Perinçek'in Elips TV'ye yaptığı açıklamalar şu şekilde:
TÜSİAD açıklaması ABD ve İsrail cephesinden yapılan bir konuşmadır. Bu konuşmada Türkiye’nin bölünmesi tehlikesi yok, Devlet Bahçeli’nin yapmış olduğu yeni açılım yok, Türkiye’nin neoliberal ekonomisinin getirdiği felaketler üzerine bir şey yok. TÜSİAD yöneticilerinin bütün şikayetleri, Türkiye’nin kayyumlar ile ilgili vatan bütünlüğü, ülkenin birliği konularındaki uygulamalarını hedef alan bir konuşma.
Bu konuşma AK Parti ve MHP ile buluştukları noktaları da ifade ediyor. Bir yandan Cumhur İttifakı’nı çok eleştiriyormuş gibi görünüyor ama diğer taraftan iktidarın maliye ve ekonomi politikalarını benimsediklerini açıkça ifade ediyor.
Devlet Bahçeli ile onun ABD – İsrail projesi içerisindeki açılımıyla tam bir beraberlik var konuşmada.

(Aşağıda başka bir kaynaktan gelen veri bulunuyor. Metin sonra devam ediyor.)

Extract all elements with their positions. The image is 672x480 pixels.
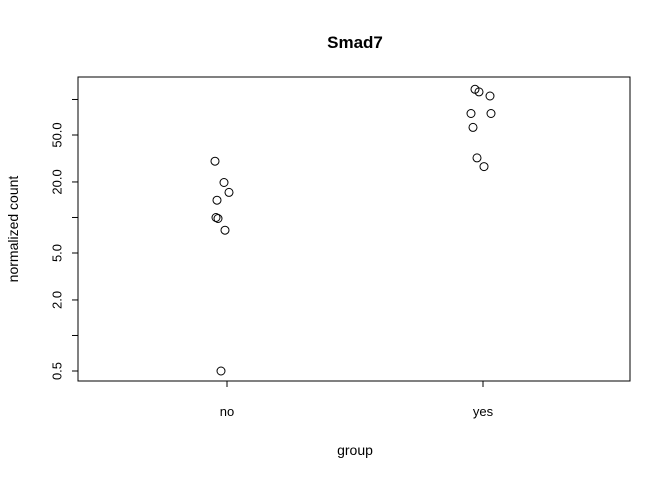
data-point xyxy=(485,91,495,101)
data-point xyxy=(216,366,226,376)
data-point xyxy=(211,213,221,222)
data-point xyxy=(210,156,220,166)
data-point xyxy=(472,153,482,163)
chart-title: Smad7 xyxy=(327,33,383,52)
data-point xyxy=(486,109,496,118)
data-point xyxy=(224,187,234,197)
x-ticks: no yes xyxy=(220,381,494,419)
y-tick-label: 50.0 xyxy=(49,122,64,147)
x-tick-label: no xyxy=(220,404,234,419)
data-point xyxy=(212,195,222,205)
data-point xyxy=(219,178,229,187)
y-tick-label: 5.0 xyxy=(49,244,64,262)
data-point xyxy=(479,162,489,172)
y-tick-label: 20.0 xyxy=(49,169,64,194)
data-point xyxy=(213,214,223,223)
x-tick-label: yes xyxy=(473,404,494,419)
x-axis-label: group xyxy=(337,442,373,458)
data-point xyxy=(220,225,230,235)
data-points xyxy=(210,84,496,376)
plot-frame xyxy=(77,76,631,382)
y-axis-label: normalized count xyxy=(5,176,21,283)
data-point xyxy=(468,122,478,132)
y-tick-label: 0.5 xyxy=(49,362,64,380)
y-tick-label: 2.0 xyxy=(49,291,64,309)
y-ticks: 0.5 2.0 5.0 20.0 50.0 xyxy=(49,98,78,380)
data-point xyxy=(474,87,484,97)
data-point xyxy=(466,109,476,118)
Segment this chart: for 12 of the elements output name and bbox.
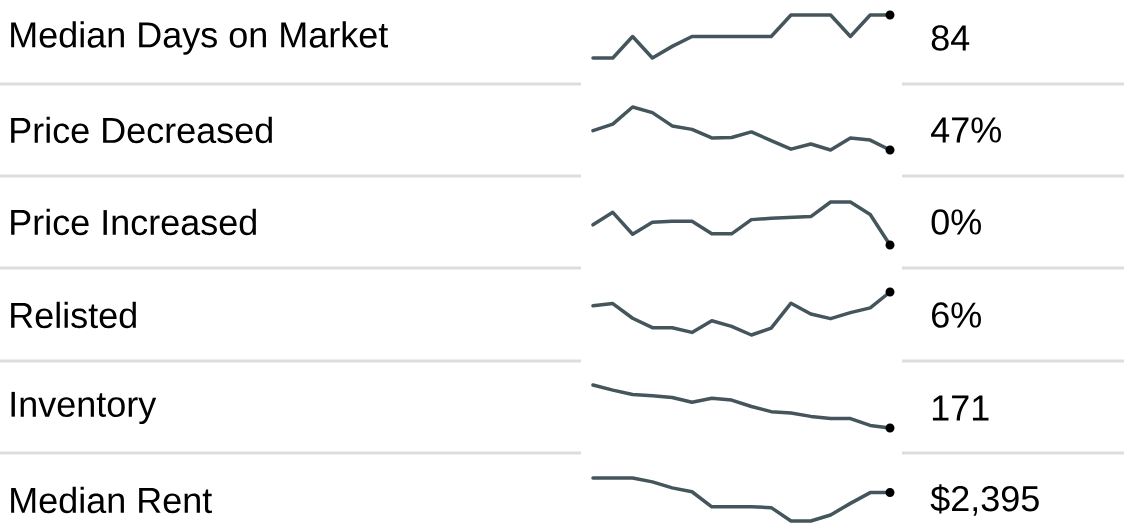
y-axis-title: Median Rent bbox=[11, 486, 212, 514]
text: 6% bbox=[932, 302, 981, 328]
y-axis-title: Median Days on Market bbox=[11, 21, 389, 55]
text: 84 bbox=[931, 25, 970, 51]
y-axis-title: Price Increased bbox=[11, 208, 256, 236]
text: 47% bbox=[931, 117, 1001, 143]
y-axis-title: Relisted bbox=[11, 301, 136, 329]
text: 0% bbox=[931, 209, 981, 235]
y-axis-title: Inventory bbox=[11, 391, 157, 425]
y-axis-title: Price Decreased bbox=[11, 116, 272, 144]
text: 171 bbox=[932, 395, 989, 421]
text: $2,395 bbox=[930, 484, 1039, 516]
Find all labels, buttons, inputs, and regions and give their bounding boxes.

Türkiye’de Cumhuriyet Halk Partisi yönetimini ve aynı zamanda DEM Partisi ve PKK’nın Türkiye hükümetine ne kadar yönelttiği eleştiri varsa onları da paylaşıyor.
TÜSİAD açıklaması kiminle buluşuyor?
ABD ve İsrail’in ekonomi politikaları ve Kürdistan politikalarıyla dolayısıyla Devlet Bahçeli ile buluşuyor.
ABD ve İsrail’in Suriye’yi işgalinde bizim iktidarımızın çok büyük bir katkısı var
Devlet Bahçeli kalkmış PKK’yı muhatap kabul etmiş. Dolayısıyla da yeni bir açılım yapmıştır. Hemen bunun arkasından ABD ve İsrail’in Suriye’yi işgali gelmiş. ABD ve İsrail’in Suriye’yi işgalinde bizim iktidarımızın çok büyük bir katkısı var. ABD ve İsrail güneyimizi istikrarsızlaştırdılar. Güneyimizde PKK’nın sözde Kürt devletçiğini aslında İsrail’in bir parçasını kurmasının yolunu açtılar. Devlet Bahçeli’nin açılımı Suriye’nin bölünmesine giden süreç ile tamamen bağlantılı gözüktü. PKK, Devlet Bahçeli üzerinden muhatap hale getirilmiştir. Maalesef AK Parti iktidarı Devlet Bahçeli’nin arkasından sürükleniyor.
Kürt sorunu olarak adlandırılan sorun Bahçeli’nin açıklaması ile kuvvet mi kazanıyor?
Kürt sorunu demokratik haklar açısından Türkiye’de çözüldü. Ancak PKK’yı getirip meclisin kürsüsüne getirip çıkartırsanız, bu demokratik hakların ötesinde Türkiye Devleti’nin demokrasisini de tehdit eden bir mecraya girmiş demektir.